Eind jaren zestig waren de hoogtijdagen van de aanleg van autosnelwegen in Nederland. De planvorming en ontwikkeling van deze snelwegen waren al gestart ver voordat het Rijkswegenplan 1968 definitief werd, maar beide ontwikkelingen geven wel een indicatie van de maatschappelijke en politieke prioriteiten die werden gegeven aan het ontwikkelen van het wegennet.

Binnen enkele jaren kenterde dit. Sterker: met wijsheid achteraf kan gesteld worden dat de maatschappelijke tendensen die leidden tot de kentering ten tijde van de vaststelling al aanwezig waren, maar volstrekt onvoldoende waren meegewogen. Het besef ontstond dat ongebreidelde groei van het autoverkeer een te grote wissel zou trekken op de bredere ruimtelijke ordening en in het bijzonder ten koste zou gaan van de menselijke leefomgeving, recreatiemogelijkheden en de landbouw.

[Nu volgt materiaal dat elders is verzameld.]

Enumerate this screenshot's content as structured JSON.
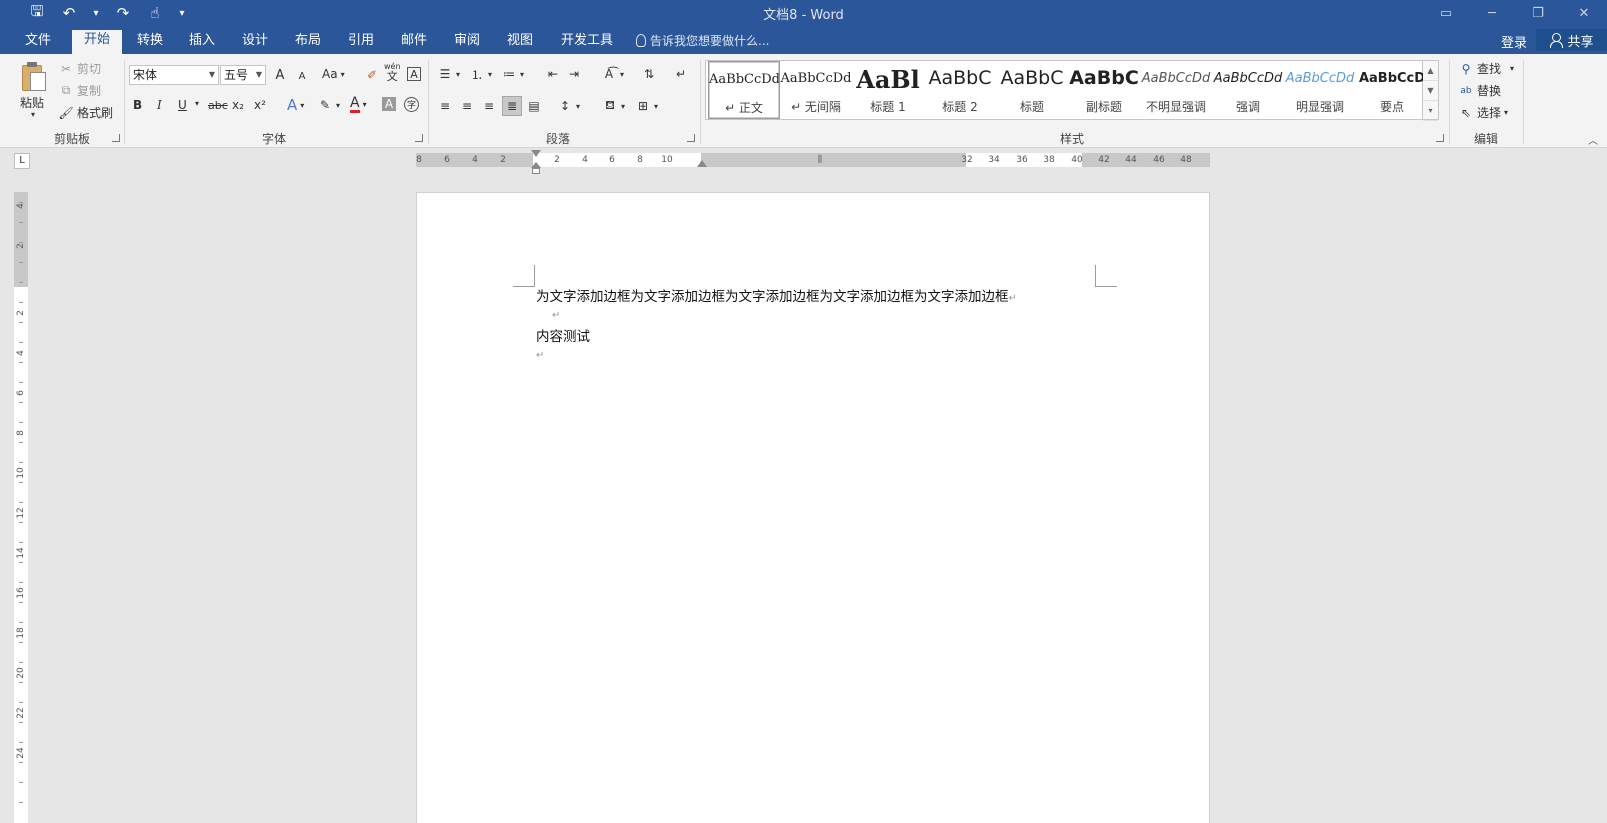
{
  "titlebar": {
    "title": "文档8 - Word",
    "qat_icons": [
      "save-icon",
      "undo-icon",
      "redo-icon",
      "touch-mode-icon",
      "customize-qat-icon"
    ],
    "window_controls": [
      "ribbon-display-icon",
      "minimize-icon",
      "restore-icon",
      "close-icon"
    ]
  },
  "tabs": {
    "file": "文件",
    "home": "开始",
    "convert": "转换",
    "insert": "插入",
    "design": "设计",
    "layout": "布局",
    "references": "引用",
    "mailings": "邮件",
    "review": "审阅",
    "view": "视图",
    "developer": "开发工具",
    "tell_me": "告诉我您想要做什么...",
    "login": "登录",
    "share": "共享"
  },
  "ribbon": {
    "clipboard": {
      "paste": "粘贴",
      "cut": "剪切",
      "copy": "复制",
      "format_painter": "格式刷",
      "label": "剪贴板"
    },
    "font": {
      "font_name": "宋体",
      "font_size": "五号",
      "label": "字体",
      "bold": "B",
      "italic": "I",
      "underline": "U",
      "strike": "abc",
      "subscript": "x₂",
      "superscript": "x²",
      "change_case": "Aa",
      "phonetic": "wén",
      "phonetic_char": "文",
      "char_border": "A",
      "text_effect": "A",
      "font_color": "A",
      "char_shading": "A",
      "enclose": "字",
      "grow": "A",
      "shrink": "A"
    },
    "paragraph": {
      "label": "段落"
    },
    "styles": {
      "label": "样式",
      "items": [
        {
          "sample": "AaBbCcDd",
          "name": "↵ 正文"
        },
        {
          "sample": "AaBbCcDd",
          "name": "↵ 无间隔"
        },
        {
          "sample": "AaBl",
          "name": "标题 1"
        },
        {
          "sample": "AaBbC",
          "name": "标题 2"
        },
        {
          "sample": "AaBbC",
          "name": "标题"
        },
        {
          "sample": "AaBbC",
          "name": "副标题"
        },
        {
          "sample": "AaBbCcDd",
          "name": "不明显强调"
        },
        {
          "sample": "AaBbCcDd",
          "name": "强调"
        },
        {
          "sample": "AaBbCcDd",
          "name": "明显强调"
        },
        {
          "sample": "AaBbCcD",
          "name": "要点"
        }
      ]
    },
    "editing": {
      "find": "查找",
      "replace": "替换",
      "select": "选择",
      "label": "编辑"
    }
  },
  "ruler": {
    "h_numbers": [
      "8",
      "6",
      "4",
      "2",
      "2",
      "4",
      "6",
      "8",
      "10",
      "32",
      "34",
      "36",
      "38",
      "40",
      "42",
      "44",
      "46",
      "48"
    ],
    "v_numbers": [
      "4",
      "2",
      "2",
      "4",
      "6",
      "8",
      "10",
      "12",
      "14",
      "16",
      "18",
      "20",
      "22",
      "24"
    ],
    "tab_selector": "L"
  },
  "document": {
    "paragraphs": [
      "为文字添加边框为文字添加边框为文字添加边框为文字添加边框为文字添加边框",
      "",
      "内容测试",
      ""
    ],
    "para_mark": "↵"
  },
  "colors": {
    "accent": "#2b579a",
    "ribbon_bg": "#f3f3f3",
    "canvas_bg": "#e6e6e6"
  }
}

Wegenplanning tot in de jaren ‘60 was er sterk op gebaseerd geweest dat voldoende wegcapaciteit beschikbaar moest zijn voor de verwachte vraag. Juist in deze periode begon het duidelijk te worden dat sturing op die verwachte vraag gewenst was, omdat het alternatief bestond uit asfaltvlaktes waar de leefomgeving onder te lijden zou hebben.

Openbaar vervoer moest in deze sturing een behoorlijke rol gaan spelen, maar ook in de planning van wat er nog aan weg zou komen speelde omgang met schaarse ruimte -en deze beter verdelen door minder wegen aan te leggen- een aanzienlijke rol. De hoofdlijnen daarvan werden in 1977 uiteindelijk omschreven in het Structuurschema Verkeer en Vervoer, maar het denken was al veel eerder de basis geworden bij de Haagse ministeries.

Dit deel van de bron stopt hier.